# Has anyone ever climbed



## sbrsport (Dec 26, 2005)

Highway 74 out of Palm Desert? On Google Earth they call it Pines to Palms Hyw. It appears to climb from 250 feet elevation to about 5000 feet. Wondering if it is safe with a reasonable shoulder. Thanks for any info.


----------



## allison (Apr 19, 2006)

sbrsport said:


> Highway 74 out of Palm Desert? On Google Earth they call it Pines to Palms Hyw. It appears to climb from 250 feet elevation to about 5000 feet. Wondering if it is safe with a reasonable shoulder. Thanks for any info.

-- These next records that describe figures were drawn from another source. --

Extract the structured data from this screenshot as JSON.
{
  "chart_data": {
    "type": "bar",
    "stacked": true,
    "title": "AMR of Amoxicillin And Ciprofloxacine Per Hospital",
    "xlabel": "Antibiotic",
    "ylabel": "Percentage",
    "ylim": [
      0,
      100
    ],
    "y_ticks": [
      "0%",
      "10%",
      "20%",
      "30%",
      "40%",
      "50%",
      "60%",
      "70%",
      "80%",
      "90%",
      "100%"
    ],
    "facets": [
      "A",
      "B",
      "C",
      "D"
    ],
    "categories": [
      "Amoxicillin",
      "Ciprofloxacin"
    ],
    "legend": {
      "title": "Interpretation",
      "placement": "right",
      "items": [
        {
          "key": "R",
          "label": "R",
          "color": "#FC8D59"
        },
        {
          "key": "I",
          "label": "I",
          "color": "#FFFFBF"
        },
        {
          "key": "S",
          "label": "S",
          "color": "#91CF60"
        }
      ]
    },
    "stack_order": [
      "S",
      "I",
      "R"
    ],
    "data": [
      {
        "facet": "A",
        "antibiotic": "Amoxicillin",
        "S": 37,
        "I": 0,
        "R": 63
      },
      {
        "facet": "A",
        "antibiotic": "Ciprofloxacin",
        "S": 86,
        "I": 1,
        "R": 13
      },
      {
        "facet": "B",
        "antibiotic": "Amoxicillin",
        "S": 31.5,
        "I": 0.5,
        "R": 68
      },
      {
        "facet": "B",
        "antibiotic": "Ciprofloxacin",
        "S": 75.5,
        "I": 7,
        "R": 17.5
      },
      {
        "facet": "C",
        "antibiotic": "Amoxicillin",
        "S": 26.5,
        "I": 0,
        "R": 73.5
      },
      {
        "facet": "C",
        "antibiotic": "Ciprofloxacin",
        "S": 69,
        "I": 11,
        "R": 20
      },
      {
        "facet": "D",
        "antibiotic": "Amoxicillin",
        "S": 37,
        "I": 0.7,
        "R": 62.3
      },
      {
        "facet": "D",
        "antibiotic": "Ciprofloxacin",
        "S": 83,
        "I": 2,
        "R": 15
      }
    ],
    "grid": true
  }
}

I've never ridden it (I wouldn't), but there's virtually no shoulder. We just drove up it last Saturday. It's a pretty narrow, windy road. I know there are those that do ride it, though. Definitely not the safest route around, IMO.


----------



## Gnarly 928 (Nov 19, 2005)

I've ridden it twice. A great climb and not too bad for autos. There is a shoulder, about like most two lanes everywhere...a few feet to a few inches, but there aren't any really blind corners, so motorists can see you a safe distance off. Water should be paid attention to, there aren't many places for it, but there are a few. I'd take 3 bottles this time of year. It can get windy and cold on top, you do get pretty high up there. Excellent descent back into Palm Desert...not steep, but sustained with big sweeping hairpin corners..
You can start right in Palm Desert. At the top, which is hard to define, you'll drop down and connect with hwy 79, I think. That road is pretty scary unless it is mid-day week day, because people try to commute on it or something.. 74, I probably would wait till 9am or so to avoid any early morning drivers headed to LA or SD.
A better desert to mountain ride is out of Borrego Springs up Montezuma Grade. Google that one. We ride that often and sometimes continue on to the top of Palomar, or over to Julian for an epic day of climbing...
Neat cycling roads through out the Mts. between SD and the Coachella Valley desert towns.
Don Hanson


----------



## jeff262 (Dec 19, 2005)

I plan on going up the 74 from Hemet to Humber Park in Idlylwild in late Summer. I will then be trail running to San Jac Pk and back then riding back down the mountain. I would love to go back down 243 into Banning, but not so sure about it. I don't think I'd ever go up that way, but at 25mph+ on the way down I'm thinking it may be possible.


----------



## photosbyjt (Apr 7, 2007)

A good long climb is HWY 39 from Azusa to Crystal Lake. It goes up to about 5,000 feet and has some steep switchbacks in the last few miles. Happy climbing. The downhill is fast and fun and traffic is light.


----------